Tuesday, 17 January 2017

Round up and new beginnings..

I feel like I haven't even said Happy New Year to you all yet, so better late than never - Happy New Year!

Being late with this post pretty much sums up my 2016. For someone who is usually the most organised OCD person ever, this year has been really laid back for me, in both my work and personal life.

In my job, I'm so lucky that my boss is amazing and gives me free rein of my hours - I get to decide when I work and don't, and usually I try to work a lot between April to September as it is obviously the busiest season, but also so I can enjoy my months off in the winter knowing that I have truly worked hard to earn them. During the two previous years, I usually over-worked and never had any time to myself, or to spend with the people I want to the most, and then last year I felt like I didn't work as much as I usually do. So this year, I am going to make sure that I give it my all and put everything I have into my work life...without going too far - all about that work/life balance eh?

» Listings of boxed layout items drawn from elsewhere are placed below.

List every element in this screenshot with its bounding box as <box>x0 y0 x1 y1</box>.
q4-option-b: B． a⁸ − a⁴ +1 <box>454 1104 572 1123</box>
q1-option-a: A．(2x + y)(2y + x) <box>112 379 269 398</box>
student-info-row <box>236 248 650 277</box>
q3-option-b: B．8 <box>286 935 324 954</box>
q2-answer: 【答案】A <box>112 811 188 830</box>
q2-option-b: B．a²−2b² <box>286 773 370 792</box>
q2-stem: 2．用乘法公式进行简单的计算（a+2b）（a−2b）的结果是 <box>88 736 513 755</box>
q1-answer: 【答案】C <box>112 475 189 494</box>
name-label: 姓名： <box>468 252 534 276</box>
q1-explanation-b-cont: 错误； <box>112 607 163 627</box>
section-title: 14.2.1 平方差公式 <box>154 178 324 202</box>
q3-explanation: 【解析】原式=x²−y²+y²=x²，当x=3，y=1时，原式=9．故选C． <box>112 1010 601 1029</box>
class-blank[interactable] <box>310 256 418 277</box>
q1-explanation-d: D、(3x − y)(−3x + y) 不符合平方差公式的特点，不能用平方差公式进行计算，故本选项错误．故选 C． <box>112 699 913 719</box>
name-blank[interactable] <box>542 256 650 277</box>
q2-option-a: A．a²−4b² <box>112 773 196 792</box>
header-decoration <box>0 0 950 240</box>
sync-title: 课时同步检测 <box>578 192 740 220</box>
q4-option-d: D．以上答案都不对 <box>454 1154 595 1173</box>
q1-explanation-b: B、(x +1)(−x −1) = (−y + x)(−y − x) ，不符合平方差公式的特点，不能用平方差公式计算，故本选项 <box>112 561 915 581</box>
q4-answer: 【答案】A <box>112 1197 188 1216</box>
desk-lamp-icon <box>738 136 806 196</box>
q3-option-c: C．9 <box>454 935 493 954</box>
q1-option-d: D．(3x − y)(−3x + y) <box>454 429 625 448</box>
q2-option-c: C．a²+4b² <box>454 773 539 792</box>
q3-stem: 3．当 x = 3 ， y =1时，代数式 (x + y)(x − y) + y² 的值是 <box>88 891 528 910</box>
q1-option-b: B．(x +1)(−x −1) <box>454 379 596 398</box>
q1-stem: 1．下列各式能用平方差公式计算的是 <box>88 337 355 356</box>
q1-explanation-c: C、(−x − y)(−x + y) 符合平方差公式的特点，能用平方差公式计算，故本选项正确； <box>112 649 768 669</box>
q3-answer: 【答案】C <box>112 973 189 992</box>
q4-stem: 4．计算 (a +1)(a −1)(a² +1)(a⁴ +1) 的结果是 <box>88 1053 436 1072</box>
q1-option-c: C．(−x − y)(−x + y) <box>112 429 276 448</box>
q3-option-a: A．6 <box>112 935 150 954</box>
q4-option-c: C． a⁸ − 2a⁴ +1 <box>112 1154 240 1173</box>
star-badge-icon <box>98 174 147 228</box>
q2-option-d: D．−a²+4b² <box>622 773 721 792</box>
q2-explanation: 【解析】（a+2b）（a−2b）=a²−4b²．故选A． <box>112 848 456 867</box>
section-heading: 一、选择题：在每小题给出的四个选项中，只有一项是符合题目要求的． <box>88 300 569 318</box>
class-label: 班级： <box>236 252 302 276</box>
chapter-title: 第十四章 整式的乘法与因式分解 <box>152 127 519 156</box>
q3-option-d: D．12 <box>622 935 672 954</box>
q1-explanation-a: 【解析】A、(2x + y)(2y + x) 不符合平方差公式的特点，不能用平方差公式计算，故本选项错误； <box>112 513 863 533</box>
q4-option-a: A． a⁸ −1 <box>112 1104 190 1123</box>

Saying that, it's the time of the year where we all set goals and resolutions for the year ahead - losing/gaining weight, getting fitter, saving money or even sometimes all of the above! But, usually they are already broken by now and we give up, well I know I usually do!
This year I'm not going to set any certain goals for myself as such; I'm just going to work harder in my work - that being my full time job, my blogging and make up.

Another thing that I'm going to work towards is spending more time with my family and friends, rather than wasting it away on working too hard, or with certain people that well, basically don't deserve it. We all need to appreciate what we have and love - every minute of it - because we all know that, in a blink of an eye, everything can change, for the better or the worse.

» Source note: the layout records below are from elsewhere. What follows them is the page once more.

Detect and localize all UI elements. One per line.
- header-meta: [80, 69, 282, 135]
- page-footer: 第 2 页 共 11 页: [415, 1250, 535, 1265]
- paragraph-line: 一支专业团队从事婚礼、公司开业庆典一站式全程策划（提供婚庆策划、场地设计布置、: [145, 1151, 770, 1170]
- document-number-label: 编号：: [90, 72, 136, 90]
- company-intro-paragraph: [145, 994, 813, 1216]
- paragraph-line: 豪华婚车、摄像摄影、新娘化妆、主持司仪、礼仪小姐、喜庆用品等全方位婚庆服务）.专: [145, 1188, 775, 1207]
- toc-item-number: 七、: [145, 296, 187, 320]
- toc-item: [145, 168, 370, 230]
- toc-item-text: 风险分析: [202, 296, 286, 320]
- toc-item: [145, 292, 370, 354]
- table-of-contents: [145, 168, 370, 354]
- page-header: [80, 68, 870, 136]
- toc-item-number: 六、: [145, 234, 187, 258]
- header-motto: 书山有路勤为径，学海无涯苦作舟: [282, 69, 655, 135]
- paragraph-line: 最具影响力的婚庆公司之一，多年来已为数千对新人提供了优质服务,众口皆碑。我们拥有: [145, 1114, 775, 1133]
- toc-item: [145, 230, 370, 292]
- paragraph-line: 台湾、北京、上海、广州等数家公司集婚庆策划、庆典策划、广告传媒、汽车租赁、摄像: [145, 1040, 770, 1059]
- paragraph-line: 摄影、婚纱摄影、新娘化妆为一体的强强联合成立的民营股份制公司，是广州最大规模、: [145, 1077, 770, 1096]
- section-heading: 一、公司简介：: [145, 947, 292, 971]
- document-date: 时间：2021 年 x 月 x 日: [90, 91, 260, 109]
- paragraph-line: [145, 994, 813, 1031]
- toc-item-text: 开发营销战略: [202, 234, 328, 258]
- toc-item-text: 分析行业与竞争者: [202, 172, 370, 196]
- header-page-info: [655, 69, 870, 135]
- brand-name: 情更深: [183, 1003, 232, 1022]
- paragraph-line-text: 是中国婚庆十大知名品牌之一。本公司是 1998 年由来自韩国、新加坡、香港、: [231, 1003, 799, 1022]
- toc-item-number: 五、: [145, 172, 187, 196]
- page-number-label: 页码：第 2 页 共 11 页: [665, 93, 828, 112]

A lot happened this year in my personal life that set me back for a good number of months, which is probably one of the reasons my work suffered as well. All I wanted to do was bury it at the back of my head, have a drink and dance and think it would go away on its own, but it didn't. To a lot of people, I come across as the most confident person ever, but I'm really not; I am the same as every other 20-something year old girl. I am constantly finding flaws in everything I do - what I wear, how other people see me, how I act and the way I look. For a long time, I was in this rut and couldn't get out of it, constantly feeling like I was worth nothing to some people. But finally, over the past few months (without sounding cheesy as hell) I've finally started to feel like the old me again and realise that I am worth more than what I thought I was. That is 100% down to my family and friends. I obviously thought the world of them anyway, but the past few months I have learned to appreciate them so much more for every single little thing they do for me. When I didn't feel like doing anything except lie in self pity and eat, they were there with the tissues and takeaways, and when I finally got my ass up and moved on, they were right there beside me motivating me all the way.

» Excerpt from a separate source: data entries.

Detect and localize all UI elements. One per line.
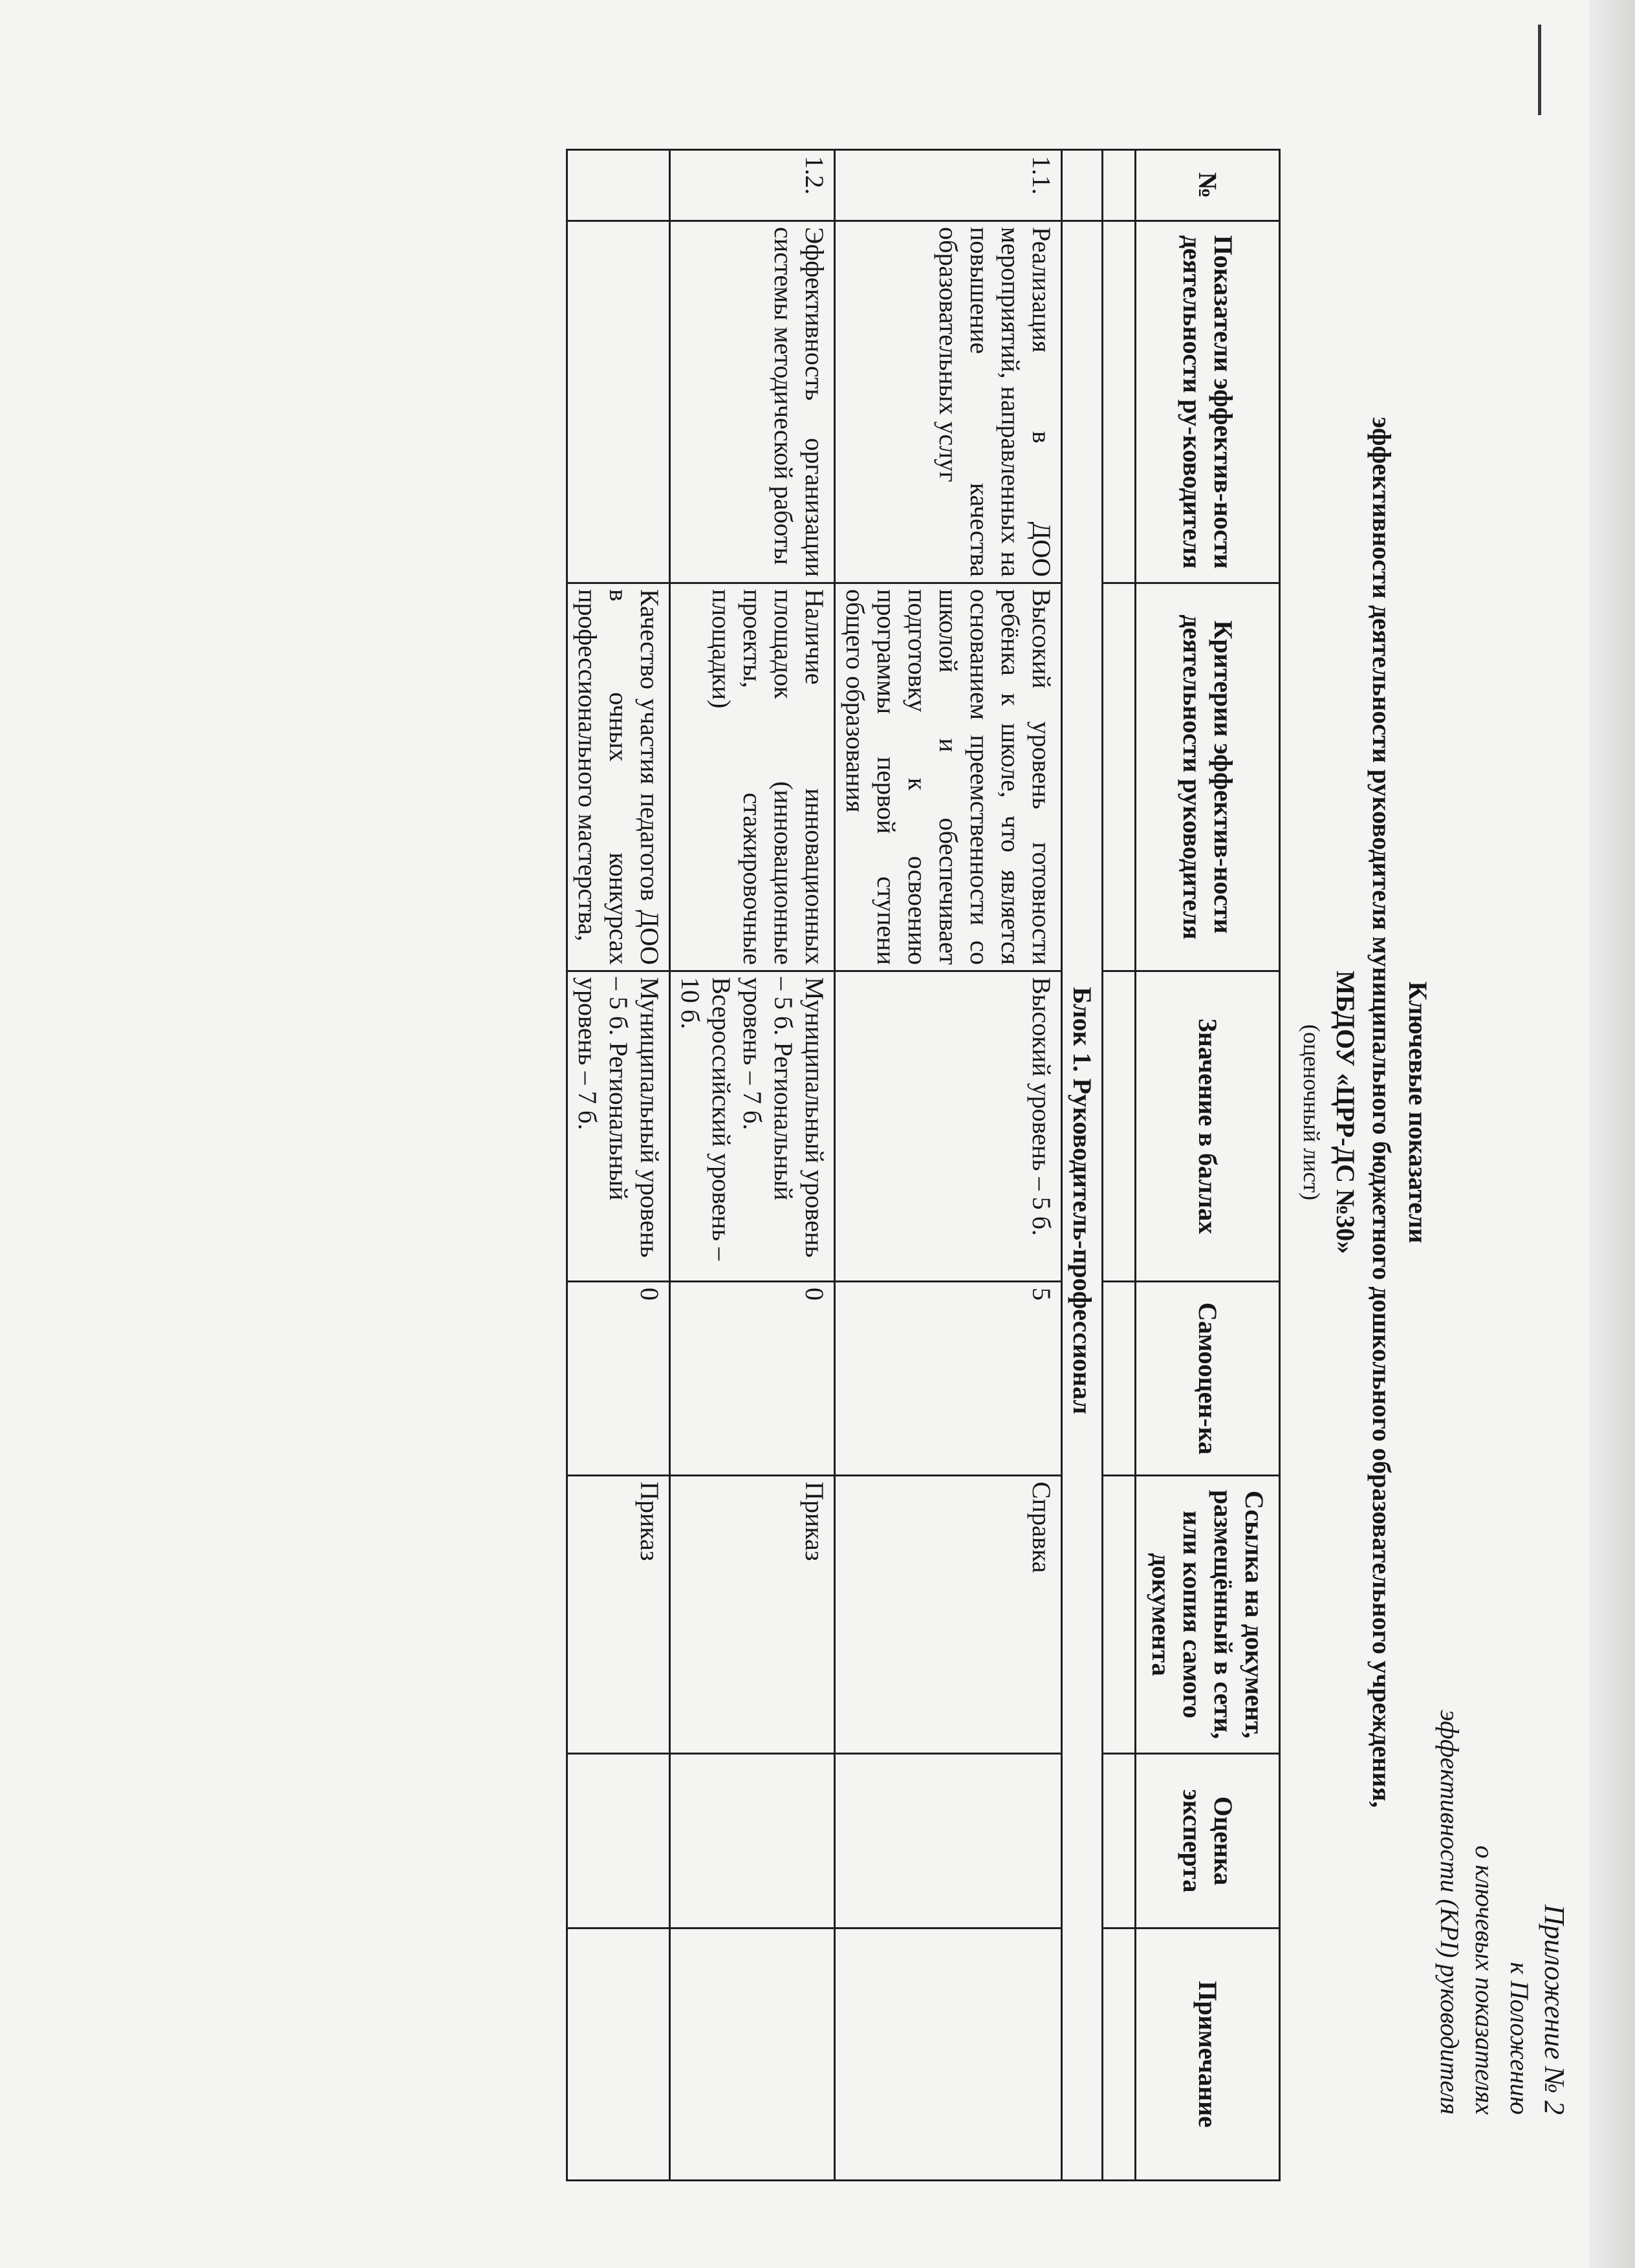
header-row	[1136, 150, 1280, 2181]
header-indicator: Показатели эффектив-ности деятельности ру-ководителя	[1136, 221, 1280, 583]
rotated-page	[32, 0, 1597, 2225]
row-criterion: Высокий уровень готовности ребёнка к школе, что является основанием преемственности со школой и обеспечивает подготовку к освоению программы первой ступени общего образования	[835, 583, 1062, 971]
block-row	[1062, 150, 1103, 2181]
header-note: Примечание	[1136, 1928, 1280, 2181]
row-self: 0	[567, 1282, 670, 1476]
header-expert: Оценка эксперта	[1136, 1754, 1280, 1928]
table-row	[835, 150, 1062, 2181]
row-points: Высокий уровень – 5 б.	[835, 971, 1062, 1282]
row-self: 0	[670, 1282, 835, 1476]
appendix-note	[1432, 1710, 1572, 2115]
row-criterion: Наличие инновационных площадок (инновационные проекты, стажировочные площадки)	[670, 583, 835, 971]
title-line-4: (оценочный лист)	[1299, 1024, 1325, 1201]
document-title	[1296, 0, 1436, 2225]
appendix-line-2: к Положению	[1505, 1961, 1534, 2115]
row-link: Справка	[835, 1476, 1062, 1754]
appendix-line-3: о ключевых показателях	[1470, 1845, 1499, 2115]
appendix-line-1: Приложение № 2	[1539, 1904, 1570, 2115]
row-link: Приказ	[670, 1476, 835, 1754]
row-indicator: Эффективность организации системы методической работы	[670, 221, 835, 583]
title-line-3: МБДОУ «ЦРР-ДС №30»	[1331, 970, 1360, 1255]
kpi-table	[566, 149, 1281, 2181]
table-row	[567, 150, 670, 2181]
title-line-1: Ключевые показатели	[1403, 981, 1433, 1244]
row-points: Муниципальный уровень – 5 б. Региональный уровень – 7 б.	[567, 971, 670, 1282]
title-line-2: эффективности деятельности руководителя муниципального бюджетного дошкольного образовательного учреждения,	[1367, 416, 1396, 1808]
row-note	[670, 1928, 835, 2181]
row-num: 1.1.	[835, 150, 1062, 221]
row-note	[567, 1928, 670, 2181]
header-self: Самооцен-ка	[1136, 1282, 1280, 1476]
row-num: 1.2.	[670, 150, 835, 221]
table-row	[670, 150, 835, 2181]
header-num: №	[1136, 150, 1280, 221]
row-link: Приказ	[567, 1476, 670, 1754]
appendix-line-4: эффективности (КРІ) руководителя	[1435, 1709, 1464, 2115]
row-self: 5	[835, 1282, 1062, 1476]
row-expert	[567, 1754, 670, 1928]
header-points: Значение в баллах	[1136, 971, 1280, 1282]
row-indicator: Реализация в ДОО мероприятий, направленных на повышение качества образовательных услуг	[835, 221, 1062, 583]
row-expert	[835, 1754, 1062, 1928]
row-num	[567, 150, 670, 221]
header-link: Ссылка на документ, размещённый в сети, или копия самого документа	[1136, 1476, 1280, 1754]
spacer-row	[1103, 150, 1136, 2181]
block-title: Блок 1. Руководитель-профессионал	[1062, 221, 1103, 2181]
row-expert	[670, 1754, 835, 1928]
row-criterion: Качество участия педагогов ДОО в очных конкурсах профессионального мастерства,	[567, 583, 670, 971]
row-points: Муниципальный уровень – 5 б. Региональный уровень – 7 б. Всероссийский уровень – 10 б.	[670, 971, 835, 1282]
row-indicator	[567, 221, 670, 583]
header-criterion: Критерии эффектив-ности деятельности руководителя	[1136, 583, 1280, 971]
row-note	[835, 1928, 1062, 2181]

You have to go through some hard times to come out shinning at the other end and I feel that was 100% me. I know people will say to me it was only a break-up, but it really did affect me and I am only really noticing now that I am back to the 'old me', and how much I relied on my family and friends to carry me through it. I know people have been through much worse than me this year and I'm not saying my life is horrible at all, I had and have so much to be thankful for this year too and I did achieve so much as well, but ... yeah, basically 2016 wasn't my best year, and I'm not saying that 2017 is going to be either, but I am putting 2016 and all the negativity that came with it behind me and I am going to give 2017 a damn good go - positivity really is the way forward!

My circle of friends hasn't changed much in the past 10 years and I really wouldn't have it any other way, maybe Sex and the City is right you know; "Maybe our girlfriends are our soulmates and men are just people to have fun with".

Hopefully 2017 is your year too, go get it!